Now I’m getting sick and tired of it. I want to move somewhere warm. Hawaii is nice this time of year. Once I stop running, I get cold instantly. My sweat starts to turn into ice, which makes me even colder. I try to make this work. In the cold, I try to have fun. I pretend I’m smoking a cigarette. I never smoked a cigarette before in my life. I kind of wish I had one right now. Breathing in the smoke might raise the temperature of my body. It might also get my heart to beat faster.

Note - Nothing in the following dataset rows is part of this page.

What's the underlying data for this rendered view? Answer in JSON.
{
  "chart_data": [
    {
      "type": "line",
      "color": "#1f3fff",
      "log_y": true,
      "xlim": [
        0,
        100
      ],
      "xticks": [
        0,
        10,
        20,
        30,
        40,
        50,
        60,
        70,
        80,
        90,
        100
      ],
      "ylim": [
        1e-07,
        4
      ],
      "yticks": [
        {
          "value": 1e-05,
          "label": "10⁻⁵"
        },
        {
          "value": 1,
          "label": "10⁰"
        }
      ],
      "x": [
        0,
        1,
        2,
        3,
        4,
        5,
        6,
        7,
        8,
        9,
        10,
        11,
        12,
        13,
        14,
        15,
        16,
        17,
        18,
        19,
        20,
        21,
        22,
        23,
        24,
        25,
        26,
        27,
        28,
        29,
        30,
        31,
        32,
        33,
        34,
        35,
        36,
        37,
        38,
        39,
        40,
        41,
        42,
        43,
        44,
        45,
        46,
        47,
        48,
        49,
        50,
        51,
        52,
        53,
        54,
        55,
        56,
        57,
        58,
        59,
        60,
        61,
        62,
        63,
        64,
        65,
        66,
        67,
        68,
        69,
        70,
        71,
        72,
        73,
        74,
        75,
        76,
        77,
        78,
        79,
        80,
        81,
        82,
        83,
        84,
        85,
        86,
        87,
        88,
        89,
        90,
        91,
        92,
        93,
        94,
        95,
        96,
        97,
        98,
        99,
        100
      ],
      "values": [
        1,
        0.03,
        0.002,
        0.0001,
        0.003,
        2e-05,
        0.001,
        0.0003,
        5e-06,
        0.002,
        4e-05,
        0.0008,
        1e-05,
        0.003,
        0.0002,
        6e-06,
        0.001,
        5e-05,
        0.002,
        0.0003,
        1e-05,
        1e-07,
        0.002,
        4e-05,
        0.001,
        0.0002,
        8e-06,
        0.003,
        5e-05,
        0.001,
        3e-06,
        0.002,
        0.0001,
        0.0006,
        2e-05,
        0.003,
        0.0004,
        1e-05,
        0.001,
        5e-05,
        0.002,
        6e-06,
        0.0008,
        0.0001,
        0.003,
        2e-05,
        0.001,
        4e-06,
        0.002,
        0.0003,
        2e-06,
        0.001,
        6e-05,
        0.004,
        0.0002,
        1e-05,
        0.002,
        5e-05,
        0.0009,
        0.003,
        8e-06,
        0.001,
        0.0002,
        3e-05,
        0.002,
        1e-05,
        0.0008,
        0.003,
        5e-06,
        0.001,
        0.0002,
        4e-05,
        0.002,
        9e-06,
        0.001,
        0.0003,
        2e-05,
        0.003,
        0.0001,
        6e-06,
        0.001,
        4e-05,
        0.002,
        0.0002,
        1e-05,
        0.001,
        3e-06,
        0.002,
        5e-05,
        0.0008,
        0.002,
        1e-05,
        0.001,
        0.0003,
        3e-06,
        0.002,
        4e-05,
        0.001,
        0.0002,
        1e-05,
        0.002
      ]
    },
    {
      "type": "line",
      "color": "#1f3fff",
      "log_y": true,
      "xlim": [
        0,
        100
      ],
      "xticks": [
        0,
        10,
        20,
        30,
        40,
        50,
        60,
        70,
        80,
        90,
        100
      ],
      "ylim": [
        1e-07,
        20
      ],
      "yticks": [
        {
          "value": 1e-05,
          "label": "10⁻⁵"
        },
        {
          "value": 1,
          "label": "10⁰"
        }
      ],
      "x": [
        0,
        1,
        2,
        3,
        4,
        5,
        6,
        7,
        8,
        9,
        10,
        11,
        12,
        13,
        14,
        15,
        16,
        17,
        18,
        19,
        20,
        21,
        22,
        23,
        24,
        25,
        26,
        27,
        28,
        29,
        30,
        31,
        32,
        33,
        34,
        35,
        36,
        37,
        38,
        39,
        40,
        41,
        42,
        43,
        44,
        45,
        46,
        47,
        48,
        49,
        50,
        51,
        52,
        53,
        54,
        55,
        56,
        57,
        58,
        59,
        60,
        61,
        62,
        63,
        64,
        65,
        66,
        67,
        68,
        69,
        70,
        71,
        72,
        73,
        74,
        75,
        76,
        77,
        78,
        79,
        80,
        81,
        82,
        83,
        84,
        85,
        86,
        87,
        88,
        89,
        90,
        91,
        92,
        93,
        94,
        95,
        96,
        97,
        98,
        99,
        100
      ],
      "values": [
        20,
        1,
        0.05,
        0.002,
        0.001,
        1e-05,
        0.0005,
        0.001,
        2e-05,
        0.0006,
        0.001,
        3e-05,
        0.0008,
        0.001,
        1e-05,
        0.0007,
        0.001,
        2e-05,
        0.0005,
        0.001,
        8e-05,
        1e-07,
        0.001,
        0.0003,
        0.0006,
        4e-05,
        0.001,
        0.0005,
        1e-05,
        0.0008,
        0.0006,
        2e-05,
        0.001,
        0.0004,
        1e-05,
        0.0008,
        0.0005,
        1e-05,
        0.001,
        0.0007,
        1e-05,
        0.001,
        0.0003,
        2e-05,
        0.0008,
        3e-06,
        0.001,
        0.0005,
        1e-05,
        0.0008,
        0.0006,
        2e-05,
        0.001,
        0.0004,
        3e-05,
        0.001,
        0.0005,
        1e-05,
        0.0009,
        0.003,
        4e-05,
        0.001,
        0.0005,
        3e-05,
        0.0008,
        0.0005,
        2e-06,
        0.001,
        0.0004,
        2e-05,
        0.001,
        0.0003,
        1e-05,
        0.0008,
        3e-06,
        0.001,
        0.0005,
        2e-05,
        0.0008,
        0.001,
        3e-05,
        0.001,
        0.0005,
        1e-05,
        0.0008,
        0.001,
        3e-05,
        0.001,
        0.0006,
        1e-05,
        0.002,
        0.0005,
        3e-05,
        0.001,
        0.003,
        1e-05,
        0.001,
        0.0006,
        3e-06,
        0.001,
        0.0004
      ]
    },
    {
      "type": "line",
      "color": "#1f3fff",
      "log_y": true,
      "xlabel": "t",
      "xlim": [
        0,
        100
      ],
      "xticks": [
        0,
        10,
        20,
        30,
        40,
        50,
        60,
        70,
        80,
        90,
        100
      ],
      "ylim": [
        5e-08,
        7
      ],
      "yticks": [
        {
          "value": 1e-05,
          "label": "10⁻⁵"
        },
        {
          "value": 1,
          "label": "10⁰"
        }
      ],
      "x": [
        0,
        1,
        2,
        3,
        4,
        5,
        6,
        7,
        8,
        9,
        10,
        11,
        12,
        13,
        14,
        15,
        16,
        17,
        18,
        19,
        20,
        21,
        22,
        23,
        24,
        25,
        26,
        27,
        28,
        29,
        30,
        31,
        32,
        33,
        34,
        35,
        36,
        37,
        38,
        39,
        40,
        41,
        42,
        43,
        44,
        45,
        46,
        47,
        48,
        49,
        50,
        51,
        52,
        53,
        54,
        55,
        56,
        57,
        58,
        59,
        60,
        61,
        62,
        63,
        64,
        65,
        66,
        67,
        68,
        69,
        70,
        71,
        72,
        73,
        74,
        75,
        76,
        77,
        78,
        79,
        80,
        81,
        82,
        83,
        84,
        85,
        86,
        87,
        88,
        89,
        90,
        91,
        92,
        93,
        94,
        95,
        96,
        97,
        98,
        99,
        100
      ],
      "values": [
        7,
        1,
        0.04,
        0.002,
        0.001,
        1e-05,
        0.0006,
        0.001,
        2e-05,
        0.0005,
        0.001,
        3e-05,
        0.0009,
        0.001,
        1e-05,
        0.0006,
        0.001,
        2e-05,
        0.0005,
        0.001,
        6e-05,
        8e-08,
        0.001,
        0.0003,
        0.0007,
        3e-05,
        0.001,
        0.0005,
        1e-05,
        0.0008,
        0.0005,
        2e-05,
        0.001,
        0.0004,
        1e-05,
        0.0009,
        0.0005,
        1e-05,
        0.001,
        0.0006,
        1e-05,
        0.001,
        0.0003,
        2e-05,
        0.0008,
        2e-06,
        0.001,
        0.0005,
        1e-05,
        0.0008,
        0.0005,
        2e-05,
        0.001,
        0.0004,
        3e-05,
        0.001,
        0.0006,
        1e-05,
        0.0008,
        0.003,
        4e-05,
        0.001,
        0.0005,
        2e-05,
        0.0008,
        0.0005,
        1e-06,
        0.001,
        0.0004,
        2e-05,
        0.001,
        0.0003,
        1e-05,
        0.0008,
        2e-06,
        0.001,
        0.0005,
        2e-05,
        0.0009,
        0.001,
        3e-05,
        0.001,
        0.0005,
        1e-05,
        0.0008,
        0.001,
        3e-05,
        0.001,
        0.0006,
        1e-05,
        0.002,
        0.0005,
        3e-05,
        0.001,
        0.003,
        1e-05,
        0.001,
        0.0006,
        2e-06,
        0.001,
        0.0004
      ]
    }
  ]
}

I breathe in the cold air. It’s a stupid idea I know, but I just pretend it’s really hot. I heard that’s how lava feels. You touch it and for a brief moment you think you’re touching an ice cube. Then a few milliseconds later your hand melts. I don’t want my organs melted. I want to be able to blow rings of smoke. My little brother can do it, he’s a smoker. I try to pucker my lips and blow. I see my breath frozen in mid air. Then it disperses itself with the other gases. It looks like I’m blowing cold fire.  I try a couple of more times.
I left all my warm clothes back at home. I’m wearing three long sleeve t-shirts, gloves, and track pants. I don’t have a hat on. My ears are turning red. Well I can’t be too sure of that. I can’t really feel them. Maybe they’re blue and purple.
I just want to curl up in the fetal position. I remember once when I found a bird in the snow. I thought it was dead, but it just flapped it feathers and flew away. Maybe I can do the same thing. There’s not much snow on the ground, but I’m sure I can burrow the ground enough to make it a suitable sleeping place.
How long has it been? Four minutes. Sigh. Ok. I’m going to close my eyes and pretend I’m in Hawaii.